Hi there. We’ve given you a basic overview of what to expect when you’re completing the Writing Section of the TOEFL Exam. In this part of the course, we’ll dive deeper into the writing tasks, and give you the strategy you need to achieve the score that you’re working hard to achieve. Let’s get started.
Before we dive into the individual writing tasks, there are a couple more general strategies to keep in mind. First, use grammar structures and vocabulary that you understand. Don’t try and use too many complicated words, phrases, or grammar structures. If you do, you run the risk of making more mistakes. Before you take TOEFL Preparation Classes, make sure that your ability to use grammar and vocabulary is sufficient.
The second thing is about when you’re typing. You’ll certainly be compelled to keep your eyes on the clock and write your answer as quickly as possible. Slow down. Take your time. Prepare your answer first before you write it. This will prevent you from making unnecessary mistakes with grammar and spelling. Okay? Good. Now, let’s get into the questions themselves.
Writing Task One is the fact-based question. You will be asked to contract two different arguments about the same topic. There will be three main points that you will be required to include in their answer. First, a reading passage will be displayed. This passage will support the topic. You will be given three minutes to read the text. Don’t worry.
The text will appear after the listening excerpt. It is for this reason you should only read the main argument or opinion for those initial three minutes. Be sure to write down those three main points to prepare for the listening section, which contrasts or even contradicts the three main points in the reading passage. This is where your attention is most important.
The listening section is only played once. Try to write down the three main points that go against the reading passage in order to prepare your essay. Another thing that you should do is to take down the points in the order you hear them. This order is important. Why is it important, you ask? The first point that you read in the reading passage will have its counter-argument in the first point you hear in the listening section. In other words, it will make organizing your response easier, and less time-consuming.
Once the audio is finished, you will already have the points written, and you will simply have to go back to the reading passage, and look for the opposing ideas. If done correctly, you should only require five minutes out of the twenty given to you to complete the writing.
After you have the main points from both the listening and the reading passages, it will then simply be a matter of composing a well-written comparative essay. How would you organize it? When doing the fact-based writing task, it’s best practice to employ a four-paragraph structure. In the first paragraph, you should certainly go into the main idea and the arguments made in both the reading and listening. Don’t give too many details, as they will be used in the corresponding three paragraphs.
Then, with the second, third, and fourth paragraphs, you introduce each paragraph using the points that support the main idea that you heard in both the reading and the listening. You should go into detail with the opposing points in both the reading and the listening. From these three paragraphs, you should also follow the order that the points appeared. Again, this will help minimize your preparation time. For this writing task, you will have twenty minutes to compose 150 – 225 words.

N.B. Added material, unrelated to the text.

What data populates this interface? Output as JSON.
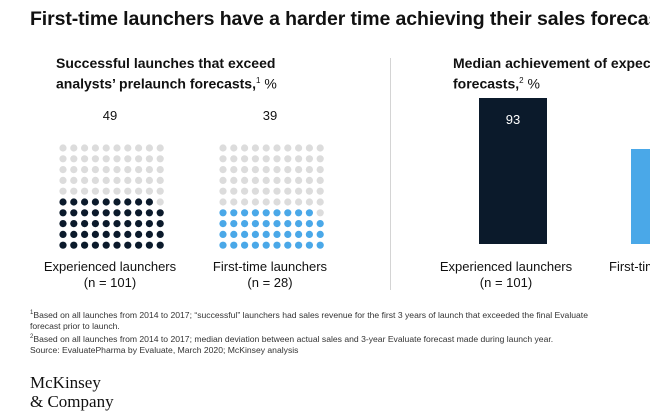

With the second writing task, you will have to give an opinion on a general topic. You will be given thirty minutes to complete it. In order to complete this opinion-based task, you should organize your time in three sections. First, you should spend about five minutes coming up with a plan for your writing. Think about your opinion, and have all of your reasons ready to go before you put pen to paper. Stand by your opinion, and the points you intend to use, and try not to deviate when you’re writing.
The second part is the actual writing of your essay. This should take about 15 – 20 minutes to do. Finally, with the last few minutes comes the last section, and that is the editing of your piece.
When writing your piece, the formal, or the five-paragraph essay structure should be used. The first paragraph, or the introduction, is where students introduce the main idea, or the thesis. Then, to make it true, support your thesis with the three points that you will use to mark each paragraph. Like the first writing task, be sure not to give too much detail. The second, third and fourth paragraphs are used to explain the main points that you used to reinforce your thesis.
Finally, with the fifth, and final paragraph, you should restate or paraphrase your central claim and ideas. With the conclusion, it’s always advisable to word it differently than you did in the introduction and conclusion to ensure that it doesn’t present itself as repetitive.
Read a couple of sample writing tasks to get an idea of how the formal essay structure and the comparative essay works in practice, do independent writing tasks, and adapt yourself to the pressures of writing a proper essay, and you’ll have no problem creating essays, even under the pressure that a lack of options will present, but also the pressure of time, as well.